AI API Latency Test
Measure model response time, first token latency, streaming behavior, and OpenAI-style compatibility. Built for relays, gateways, and compatible endpoints.
Notes
Advanced raw responses
Request payload
{}
/v1/models
{}
/v1/chat/completions
{}
/v1/chat/completions (stream)
{}
How it works
1) Send a GET request to /v1/models. 2) Send a non-stream chat completion. 3) Send a stream request and measure TTFT.
When to use it
Use this page when you have an OpenAI-compatible endpoint, a relay, or a proxy and want to know if it is actually fast enough for real chat usage. Compatibility alone is not enough. A slow endpoint can still pass the API shape test, so the latency metrics matter just as much as the status label.
How to read the result
PASS means the tested calls follow the expected OpenAI-style API shape.

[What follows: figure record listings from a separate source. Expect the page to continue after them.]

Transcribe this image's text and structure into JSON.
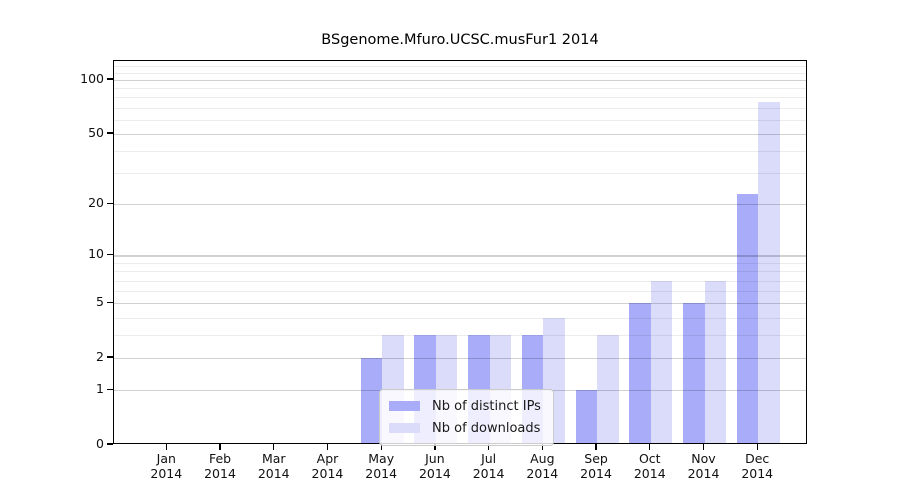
{
  "chart_data": {
    "type": "bar",
    "title": "BSgenome.Mfuro.UCSC.musFur1 2014",
    "categories": [
      "Jan 2014",
      "Feb 2014",
      "Mar 2014",
      "Apr 2014",
      "May 2014",
      "Jun 2014",
      "Jul 2014",
      "Aug 2014",
      "Sep 2014",
      "Oct 2014",
      "Nov 2014",
      "Dec 2014"
    ],
    "series": [
      {
        "name": "Nb of distinct IPs",
        "color": "#a8acf9",
        "values": [
          0,
          0,
          0,
          0,
          2,
          3,
          3,
          3,
          1,
          5,
          5,
          23
        ]
      },
      {
        "name": "Nb of downloads",
        "color": "#dadcfa",
        "values": [
          0,
          0,
          0,
          0,
          3,
          3,
          3,
          4,
          3,
          7,
          7,
          75
        ]
      }
    ],
    "xlabel": "",
    "ylabel": "",
    "yscale": "log1p",
    "ylim": [
      0,
      128
    ],
    "yticks": [
      0,
      1,
      2,
      5,
      10,
      20,
      50,
      100
    ],
    "minor_gridlines": [
      3,
      4,
      6,
      7,
      8,
      9,
      30,
      40,
      60,
      70,
      80,
      90,
      110,
      120
    ],
    "grid": "on",
    "legend_position": "inside-bottom-center",
    "colors": {
      "frame": "#000000",
      "text": "#111111",
      "major_grid": "#d2d2d2",
      "minor_grid": "#ececec",
      "background": "#ffffff"
    }
  }
}
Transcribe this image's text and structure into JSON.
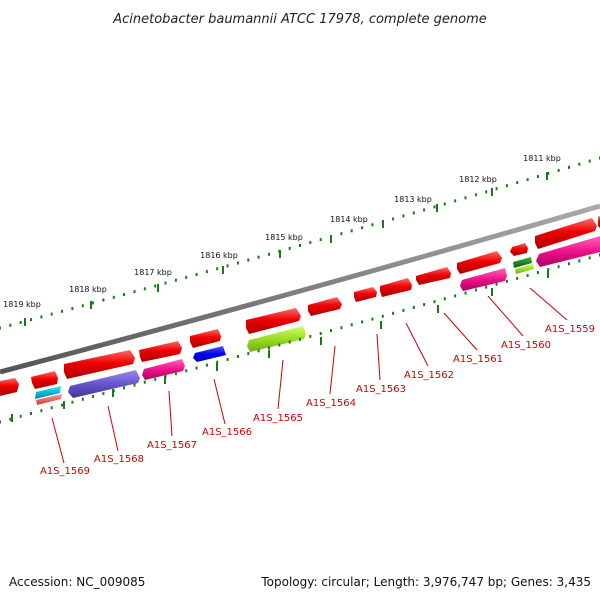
{
  "title": "Acinetobacter baumannii ATCC 17978, complete genome",
  "footer": {
    "accession": "Accession: NC_009085",
    "summary": "Topology: circular; Length: 3,976,747 bp; Genes: 3,435"
  },
  "scale_labels": [
    "1811 kbp",
    "1812 kbp",
    "1813 kbp",
    "1814 kbp",
    "1815 kbp",
    "1816 kbp",
    "1817 kbp",
    "1818 kbp",
    "1819 kbp"
  ],
  "gene_labels": [
    "A1S_1559",
    "A1S_1560",
    "A1S_1561",
    "A1S_1562",
    "A1S_1563",
    "A1S_1564",
    "A1S_1565",
    "A1S_1566",
    "A1S_1567",
    "A1S_1568",
    "A1S_1569"
  ],
  "colors": {
    "backbone": "#808080",
    "tick": "#1a7a1a",
    "gene": "#ee0000",
    "label": "#cc0000",
    "magenta": "#ee1188",
    "purple": "#6655cc",
    "blue": "#0000ee",
    "lime": "#99dd22",
    "darkgreen": "#228822",
    "cyan": "#00bbdd",
    "salmon": "#ee6666"
  }
}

Fast, Usable, Slow, or Very slow is based on chat latency, TTFT, and streaming total time.
Time to first token matters most for chat UX. Under 2 seconds is good, 2-6 seconds is usable.
FAQ
What is an AI API latency test?
It checks how quickly an AI endpoint answers, how fast the first token appears, and whether streaming is supported.
What does TTFT mean?
TTFT is time to first token. It is the first streaming delay users feel in chat-like interfaces.
Does PASS mean the API is fast?
No. PASS means the tested API calls worked in an OpenAI-style way. The endpoint can still be slow.
Why do latency results change?
Network path, endpoint load, model choice, and relay quality can all change the numbers from one test to the next.
Can this detect a bad relay or proxy?
It can reveal slow or incompatible behavior, which is often enough to spot a shaky relay. It is a practical test, not a full audit.
Do you store my API key?
No. The key is only used for the live request and is not saved in the app.